Mi ha trascinato in un angolo dove non si vedeva la finestra della
cucina.
«Fammela vedere, la mia Carmelina. Poi va’ a buttarla nel fiume, ma
prima voglio vederla.»
L’ho tolta dalla camicia e l’ho messa per terra. La accarezzava col
piede sporco e scalzo:
«Povera Carmelina com’è piccola. I gatti, da morti, sono più piccoli che da vivi. Chissà se anche le persone, da morte, si restringono.
Tu hai paura di morire?»
«Io no.»
«Però il pomodoro non l’hai mangiato, per paura del veleno.»
«Non è vero che avevo paura del veleno, avevo qualcosa sullo
stomaco.»
«Ma va! Sullo stomaco ci avevi la gatta. Non solo hai paura di morire tu, hai paura anche delle bestie morte. Non ti fanno niente, sai.
Cosa vuoi che ti fa una gatta morta, povera micina. Come si fa, ad
aver paura di una micina morta.»
Continuava ad accarezzarla e rivoltarla col piede, piano piano:
«Povera la mia Carmelina, povera la mia sorellina piccola».

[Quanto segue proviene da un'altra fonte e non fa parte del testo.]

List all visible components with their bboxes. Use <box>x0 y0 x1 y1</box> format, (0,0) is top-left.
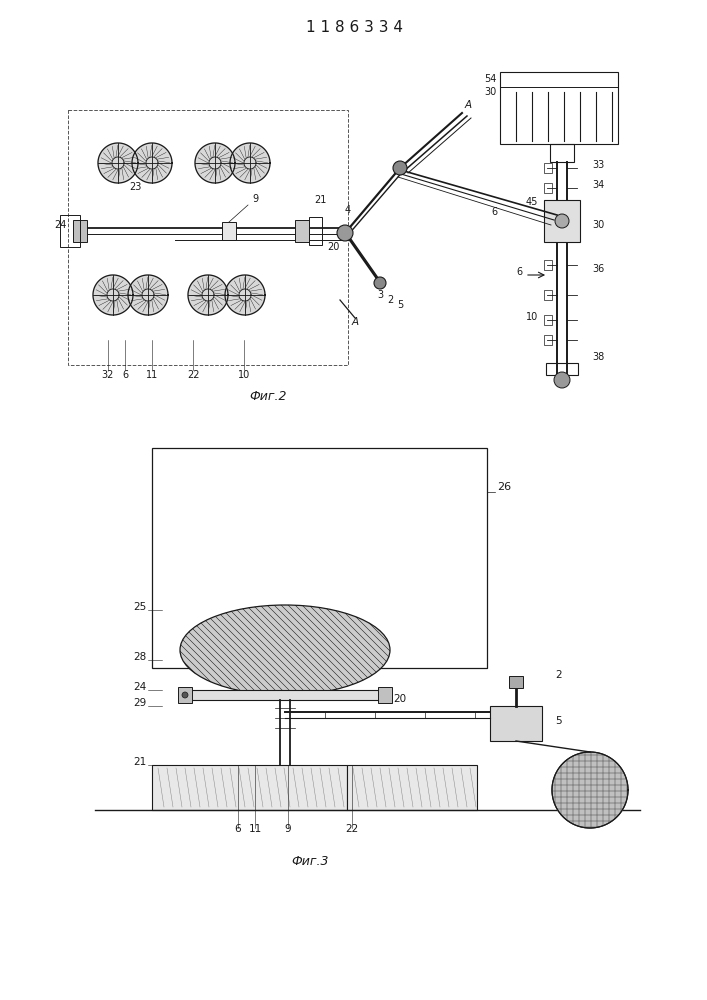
Text: 1 1 8 6 3 3 4: 1 1 8 6 3 3 4 <box>305 19 402 34</box>
Bar <box>152 448 487 668</box>
Polygon shape <box>230 143 270 183</box>
Text: 38: 38 <box>592 352 604 362</box>
Polygon shape <box>195 143 235 183</box>
Bar <box>544 230 552 240</box>
Text: A: A <box>351 317 358 327</box>
Circle shape <box>182 692 188 698</box>
Bar <box>546 363 578 375</box>
Circle shape <box>393 161 407 175</box>
Bar <box>500 72 618 144</box>
Text: 6: 6 <box>491 207 497 217</box>
Polygon shape <box>128 275 168 315</box>
Bar <box>544 260 552 270</box>
Bar <box>222 222 236 240</box>
Text: 20: 20 <box>327 242 339 252</box>
Text: 45: 45 <box>525 197 538 207</box>
Text: 54: 54 <box>484 74 497 84</box>
Bar <box>509 676 523 688</box>
Text: 34: 34 <box>592 180 604 190</box>
Polygon shape <box>98 143 138 183</box>
Text: 3: 3 <box>377 290 383 300</box>
Circle shape <box>337 225 353 241</box>
Bar <box>73 220 87 242</box>
Bar <box>309 217 322 245</box>
Text: 6: 6 <box>516 267 522 277</box>
Text: 11: 11 <box>146 370 158 380</box>
Text: 9: 9 <box>252 194 258 204</box>
Text: 5: 5 <box>397 300 403 310</box>
Bar <box>378 687 392 703</box>
Bar <box>550 144 574 162</box>
Text: 23: 23 <box>129 182 141 192</box>
Text: 25: 25 <box>134 602 147 612</box>
Bar <box>295 220 309 242</box>
Text: 21: 21 <box>314 195 326 205</box>
Polygon shape <box>93 275 133 315</box>
Bar <box>60 215 80 247</box>
Circle shape <box>555 214 569 228</box>
Text: 33: 33 <box>592 160 604 170</box>
Text: 24: 24 <box>134 682 147 692</box>
Text: 10: 10 <box>238 370 250 380</box>
Text: 22: 22 <box>187 370 199 380</box>
Text: 30: 30 <box>485 87 497 97</box>
Bar <box>152 765 347 810</box>
Text: 20: 20 <box>393 694 407 704</box>
Text: 5: 5 <box>555 716 561 726</box>
Bar <box>544 200 580 242</box>
Text: Фиг.3: Фиг.3 <box>291 855 329 868</box>
Bar <box>544 290 552 300</box>
Text: 32: 32 <box>102 370 115 380</box>
Text: 6: 6 <box>235 824 241 834</box>
Bar <box>347 765 477 810</box>
Text: 36: 36 <box>592 264 604 274</box>
Text: 26: 26 <box>497 482 511 492</box>
Polygon shape <box>188 275 228 315</box>
Text: 22: 22 <box>346 824 358 834</box>
Text: 10: 10 <box>526 312 538 322</box>
Text: 24: 24 <box>54 220 67 230</box>
Bar <box>544 205 552 215</box>
Text: 11: 11 <box>248 824 262 834</box>
Text: 29: 29 <box>134 698 147 708</box>
Text: 6: 6 <box>122 370 128 380</box>
Bar <box>178 687 192 703</box>
Bar <box>544 163 552 173</box>
Circle shape <box>374 277 386 289</box>
Text: 4: 4 <box>345 205 351 215</box>
Bar <box>544 315 552 325</box>
Bar <box>185 690 385 700</box>
Bar <box>68 110 348 365</box>
Text: 21: 21 <box>134 757 147 767</box>
Text: 2: 2 <box>387 295 393 305</box>
Text: A: A <box>464 100 472 110</box>
Ellipse shape <box>180 605 390 695</box>
Bar <box>544 183 552 193</box>
Text: 2: 2 <box>555 670 561 680</box>
Polygon shape <box>132 143 172 183</box>
Text: 28: 28 <box>134 652 147 662</box>
Circle shape <box>554 372 570 388</box>
Polygon shape <box>552 752 628 828</box>
Text: 30: 30 <box>592 220 604 230</box>
Bar <box>544 335 552 345</box>
Polygon shape <box>225 275 265 315</box>
Text: Фиг.2: Фиг.2 <box>250 390 287 403</box>
Bar <box>490 706 542 741</box>
Text: 9: 9 <box>285 824 291 834</box>
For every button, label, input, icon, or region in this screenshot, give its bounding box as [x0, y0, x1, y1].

Mi sono infilato di nuovo la gatta sotto la camicia, ma non potevo
salutare Sara e nemmeno guardarla in faccia. Se ne stava a testa bassa proprio per non farsi guardare, le braccia penzoloni come morte,
i capelli neri spettinati che le cadevano in avanti e le coprivano la
faccia. Se ne stava lì tutta sola, che non vedeva nessuno, e non sentiva nessuno. Con la gatta sotto la camicia e con la giacca a vento allacciata sono scappato via in bicicletta, e mentre non mi vedeva nessuno ho buttato la gatta nel fiume. È un fiume dove non ci sono più
pesci, avvelenati chissà da quanto tempo, i vecchi del paese dicono
che una volta c’erano le trote ma ormai il fiume è morto. Portava
gatti morti, cani morti, e un cane capitato in un vortice seguitava a
girare, girare, pareva che non voleva andar via, poi la corrente ha
portato via anche lui e io sono andato a casa.
(da Una lepre con la faccia da bambina, Editori Riuniti, Roma, rid.)